| Even in languages where the concepts can be encoded, it can be hard to determine what aspects of a given library are the encoding and which parts are the fundamental ideas if you haven't seen the ideas used in well-suited language. For instance, I didn't really understand the use of functools.reduce[0] or itertools.starmap[1] in Python until I was familiar with zipWith[2] and foldl [3] in Haskell. The ideas themselves are not particularly complicated, but I hadn't previously worked with abstractions where the default was to operate on whole data structures rather than on individual elements, so I didn't see how you would set up your program to make those functions useful. In addition, for abstract higher-order functions, type signatures help a lot for understanding how the function operates. I found `functools.reduce(function, iterable, initializer)` significantly more opaque than `foldl :: (b -> a -> b) -> b -> [a] -> b` because the type signature makes it clear what sort of functions are suitable for use as the first argument. It's now easy for me to use the same abstractions in any language that provides it because I only have to learn the particular encoding of this very general idea. While I couldn't figure out why functools.reduce was useful or desirable, I couldn't figure out many parts of C++'s standard template library at all. But if you already know the core concepts and the general way that C++ uses iterators and the fact that functools.reduce, Data.Foldable.foldl, and std::accumulate[4] are all basically doing the same thing for the same reasons is a lot more readily apparent. [0] https://docs.python.org/3/library/functools.html#functools.r... [1] https://docs.python.org/3/library/itertools.html#itertools.s... [2] https://hackage.haskell.org/package/base-4.14.0.0/docs/Data-... [3] https://hackage.haskell.org/package/base-4.14.0.0/docs/Data-... [4] https://en.cppreference.com/w/cpp/algorithm/accumulate |
That's a good point. Using a proper functional programming language doesn't just enable FP ideas (you can't fake a feature like implicit capture of variables), it may also clarify them by reducing baggage.

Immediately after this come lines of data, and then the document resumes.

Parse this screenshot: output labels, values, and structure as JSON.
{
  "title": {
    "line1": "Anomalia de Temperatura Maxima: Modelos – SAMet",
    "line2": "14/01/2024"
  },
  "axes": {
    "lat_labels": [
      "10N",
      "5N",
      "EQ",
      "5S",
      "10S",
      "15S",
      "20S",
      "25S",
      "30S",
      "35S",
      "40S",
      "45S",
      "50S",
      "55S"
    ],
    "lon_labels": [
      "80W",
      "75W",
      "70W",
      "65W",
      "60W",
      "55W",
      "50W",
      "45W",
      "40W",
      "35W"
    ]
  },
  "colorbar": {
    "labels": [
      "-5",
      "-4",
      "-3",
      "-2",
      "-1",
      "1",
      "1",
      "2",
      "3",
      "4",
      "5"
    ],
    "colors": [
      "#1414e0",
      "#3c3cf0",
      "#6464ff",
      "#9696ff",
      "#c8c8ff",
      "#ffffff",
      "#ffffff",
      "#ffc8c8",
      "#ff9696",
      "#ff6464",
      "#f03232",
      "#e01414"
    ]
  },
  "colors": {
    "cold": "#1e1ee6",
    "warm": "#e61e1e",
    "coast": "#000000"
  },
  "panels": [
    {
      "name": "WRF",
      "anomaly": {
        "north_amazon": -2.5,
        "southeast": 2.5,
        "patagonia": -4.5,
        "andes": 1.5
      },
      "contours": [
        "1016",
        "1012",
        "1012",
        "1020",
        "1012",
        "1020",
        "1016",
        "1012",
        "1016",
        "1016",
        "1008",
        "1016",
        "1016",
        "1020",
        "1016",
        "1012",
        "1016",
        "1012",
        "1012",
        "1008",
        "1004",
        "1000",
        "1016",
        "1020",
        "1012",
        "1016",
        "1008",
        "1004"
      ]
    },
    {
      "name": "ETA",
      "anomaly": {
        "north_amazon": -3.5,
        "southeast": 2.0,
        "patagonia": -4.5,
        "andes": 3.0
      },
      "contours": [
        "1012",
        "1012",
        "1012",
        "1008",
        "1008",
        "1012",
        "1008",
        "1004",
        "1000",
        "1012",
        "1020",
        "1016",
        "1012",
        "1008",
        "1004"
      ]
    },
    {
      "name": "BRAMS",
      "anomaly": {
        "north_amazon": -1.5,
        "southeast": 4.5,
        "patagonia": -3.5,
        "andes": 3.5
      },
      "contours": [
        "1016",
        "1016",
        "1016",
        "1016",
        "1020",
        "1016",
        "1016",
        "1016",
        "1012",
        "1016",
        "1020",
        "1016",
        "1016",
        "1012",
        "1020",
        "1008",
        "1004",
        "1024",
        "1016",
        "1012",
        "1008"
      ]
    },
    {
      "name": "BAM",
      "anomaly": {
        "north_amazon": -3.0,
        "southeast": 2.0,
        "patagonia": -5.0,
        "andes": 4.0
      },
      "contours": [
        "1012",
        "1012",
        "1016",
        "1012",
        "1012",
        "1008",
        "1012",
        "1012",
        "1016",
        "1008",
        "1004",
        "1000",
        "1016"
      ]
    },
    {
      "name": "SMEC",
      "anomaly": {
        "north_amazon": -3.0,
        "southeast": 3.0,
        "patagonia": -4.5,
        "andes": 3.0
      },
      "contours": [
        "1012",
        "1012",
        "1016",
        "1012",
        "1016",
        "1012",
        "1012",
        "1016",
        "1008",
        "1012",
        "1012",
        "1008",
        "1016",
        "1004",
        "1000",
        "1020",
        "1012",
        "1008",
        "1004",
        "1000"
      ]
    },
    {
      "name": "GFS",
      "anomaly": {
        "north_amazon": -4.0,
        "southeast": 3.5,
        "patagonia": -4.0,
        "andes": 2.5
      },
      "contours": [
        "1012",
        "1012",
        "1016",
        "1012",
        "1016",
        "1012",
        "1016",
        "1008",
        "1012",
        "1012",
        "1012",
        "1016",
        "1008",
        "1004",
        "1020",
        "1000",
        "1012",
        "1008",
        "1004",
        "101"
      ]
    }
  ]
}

> I found `functools.reduce(function, iterable, initializer)` significantly more opaque than `foldl :: (b -> a -> b) -> b -> [a] -> b` because the type signature makes it clear what sort of functions are suitable for use as the first argument.
I suspect you're just a better Haskell programmer than me (I've only ever dabbled), but I find the big-mess-of-arrows syntax to be pretty confusing compared to a simple tuple of descriptively named identifiers.